Pressure is building on lenders to review their maximum age limits after two firms this week loosened their lending into retirement criteria.
Prior to the Mortgage Market Review many lenders tightened their criteria when lending to borrowers whose loans extend beyond retirement or those wishing to borrower post-retirement.
While many of the big lenders require borrowers to have paid off their loans by age 75, smaller lenders – building societies in particular – are sometimes more flexible when it comes to lending to older people.
This week two building societies relaxed their criteria, promoting calls for others to follow suit.
Darlington BS raised its limit for those borrowing on a capital and interest repayment basis. This means borrowers must now repay their loans before their 85th birthday as opposed to 75 previously.
Today Dudley BS removed all such restrictions across its product range on Thursday. Previously the firm had a cut-off age of 75.
Darlington chief executive Colin Fyfe says that his firm made the decision because he believes the ability to repay should not be based purely on age.
He says: “I think that affordability as a principle is stronger than just some generic guides that don’t really tell you anything about the individual or their life circumstances.
“We felt there is a need, there is a justification, and as long as we are tailoring any mortgage to the individual and their circumstances, we can lend justifiably to 85 years of age.”
Dudley head of credit Jonathan Moore says the society made the change as it believes “cases from older borrowers offer no more risk than younger ones”.

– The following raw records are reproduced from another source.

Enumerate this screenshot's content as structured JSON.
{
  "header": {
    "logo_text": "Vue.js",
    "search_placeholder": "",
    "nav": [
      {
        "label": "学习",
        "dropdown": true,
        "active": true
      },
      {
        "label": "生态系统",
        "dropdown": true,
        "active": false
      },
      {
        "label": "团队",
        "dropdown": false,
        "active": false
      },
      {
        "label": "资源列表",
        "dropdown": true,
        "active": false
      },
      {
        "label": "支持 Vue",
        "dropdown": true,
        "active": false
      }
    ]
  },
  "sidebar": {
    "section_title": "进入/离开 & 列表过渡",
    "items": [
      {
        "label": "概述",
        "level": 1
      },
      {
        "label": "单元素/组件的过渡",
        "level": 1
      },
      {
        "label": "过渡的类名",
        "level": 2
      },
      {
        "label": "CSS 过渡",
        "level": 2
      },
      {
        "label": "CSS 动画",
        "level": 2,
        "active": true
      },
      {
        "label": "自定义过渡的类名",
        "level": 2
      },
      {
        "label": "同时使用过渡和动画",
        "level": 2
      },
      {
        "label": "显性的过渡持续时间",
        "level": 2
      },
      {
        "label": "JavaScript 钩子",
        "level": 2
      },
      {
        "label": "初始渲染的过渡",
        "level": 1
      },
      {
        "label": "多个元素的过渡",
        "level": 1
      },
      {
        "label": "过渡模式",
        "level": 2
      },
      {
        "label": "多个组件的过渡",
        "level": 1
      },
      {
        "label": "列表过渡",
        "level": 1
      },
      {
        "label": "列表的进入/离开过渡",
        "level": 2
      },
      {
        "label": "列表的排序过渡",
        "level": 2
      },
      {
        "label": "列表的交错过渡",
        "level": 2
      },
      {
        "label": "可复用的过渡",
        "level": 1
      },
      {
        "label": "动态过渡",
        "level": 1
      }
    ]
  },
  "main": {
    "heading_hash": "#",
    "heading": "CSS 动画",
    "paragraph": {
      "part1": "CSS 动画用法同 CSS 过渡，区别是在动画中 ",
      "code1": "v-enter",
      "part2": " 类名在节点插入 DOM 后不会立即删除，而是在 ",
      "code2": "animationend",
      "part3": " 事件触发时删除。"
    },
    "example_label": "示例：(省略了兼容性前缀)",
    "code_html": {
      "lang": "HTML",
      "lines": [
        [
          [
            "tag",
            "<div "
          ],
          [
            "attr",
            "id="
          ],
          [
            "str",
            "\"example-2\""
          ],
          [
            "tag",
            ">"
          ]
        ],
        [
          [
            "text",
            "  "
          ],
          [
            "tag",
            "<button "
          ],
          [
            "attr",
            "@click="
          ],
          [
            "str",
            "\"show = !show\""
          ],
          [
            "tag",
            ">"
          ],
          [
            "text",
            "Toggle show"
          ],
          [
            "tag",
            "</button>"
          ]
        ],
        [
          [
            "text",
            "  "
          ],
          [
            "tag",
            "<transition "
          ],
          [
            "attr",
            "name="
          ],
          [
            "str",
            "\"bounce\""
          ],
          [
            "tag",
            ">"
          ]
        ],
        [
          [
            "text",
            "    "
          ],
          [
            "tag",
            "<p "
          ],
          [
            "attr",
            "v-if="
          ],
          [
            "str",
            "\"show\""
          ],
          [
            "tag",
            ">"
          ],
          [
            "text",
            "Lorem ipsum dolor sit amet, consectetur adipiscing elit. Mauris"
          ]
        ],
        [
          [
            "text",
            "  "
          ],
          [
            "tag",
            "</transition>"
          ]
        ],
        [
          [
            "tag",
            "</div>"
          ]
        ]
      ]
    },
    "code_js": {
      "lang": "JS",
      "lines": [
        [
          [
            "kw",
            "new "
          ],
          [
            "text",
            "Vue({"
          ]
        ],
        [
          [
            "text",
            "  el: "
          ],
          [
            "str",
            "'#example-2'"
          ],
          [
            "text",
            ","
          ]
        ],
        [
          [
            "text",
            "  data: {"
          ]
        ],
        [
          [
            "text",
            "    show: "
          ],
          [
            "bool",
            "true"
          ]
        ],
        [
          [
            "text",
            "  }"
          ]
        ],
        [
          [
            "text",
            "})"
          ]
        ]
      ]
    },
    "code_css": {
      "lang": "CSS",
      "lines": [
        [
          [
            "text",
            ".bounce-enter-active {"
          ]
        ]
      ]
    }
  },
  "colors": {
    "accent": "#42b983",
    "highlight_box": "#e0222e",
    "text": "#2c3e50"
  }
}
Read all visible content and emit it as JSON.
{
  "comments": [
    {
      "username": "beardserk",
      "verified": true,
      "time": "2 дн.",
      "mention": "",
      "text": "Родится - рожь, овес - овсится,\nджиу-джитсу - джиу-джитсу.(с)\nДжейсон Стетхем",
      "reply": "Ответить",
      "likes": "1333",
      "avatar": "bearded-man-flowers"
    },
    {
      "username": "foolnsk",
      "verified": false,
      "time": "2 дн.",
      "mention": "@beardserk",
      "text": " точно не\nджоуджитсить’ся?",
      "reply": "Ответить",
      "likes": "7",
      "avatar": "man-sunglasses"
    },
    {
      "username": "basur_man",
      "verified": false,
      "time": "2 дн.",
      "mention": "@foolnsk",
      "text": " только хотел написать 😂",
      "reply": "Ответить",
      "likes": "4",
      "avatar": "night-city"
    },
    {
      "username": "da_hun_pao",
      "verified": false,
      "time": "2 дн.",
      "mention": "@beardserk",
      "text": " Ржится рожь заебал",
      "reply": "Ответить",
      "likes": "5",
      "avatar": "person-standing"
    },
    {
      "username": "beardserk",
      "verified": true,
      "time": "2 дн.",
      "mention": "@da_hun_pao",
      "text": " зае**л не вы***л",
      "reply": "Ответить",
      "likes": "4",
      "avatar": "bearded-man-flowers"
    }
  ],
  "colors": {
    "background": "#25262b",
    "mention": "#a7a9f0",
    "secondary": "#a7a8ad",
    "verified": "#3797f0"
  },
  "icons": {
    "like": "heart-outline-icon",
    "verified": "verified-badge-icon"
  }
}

He adds: “We consider all borrowers to be equally worthy of consideration, and by making our entire range available, we will demonstrate that we do not discriminate by age.
The broker community says lenders should concentrate on affordability and not “arbitrary age limits”.
Legal & General Mortgage Club director Jeremy Duncombe says that many lending limits do not reflect modern lifespans and lifestyle choices.
He says: “What lenders should be looking at affordability and the ability to pay for that borrower and make their decision on that, not on an arbitrary upper age limit.”
Your Mortgage Decisions director Dominic Lipnicki says that lenders have been slow to react to the ageing population.
He says: “In reality, in my view, there should not be an upper age limit. It’s all about affordability and being sensible.”
The Council of Mortgage Lenders, which has launched a working group to look at lending into retirement, says: “The issues and challenges associated with retirement borrowing are complex, and are often inter-linked with other decision for older people: about pension provision, their changing accommodation needs and the need for care, and how wealth acquired over a lifetime may be drawn upon to fund a range of lifestyle choices, in the right circumstances.
“Their differing circumstances mean that options, choices and solutions will not be the same for all older people. We therefore recognise a need to work with individual lenders, as well as consumer groups, pension providers, financial advisers, housing providers, think tanks, other trade bodies, regulators and government as we try to make progress in this area.”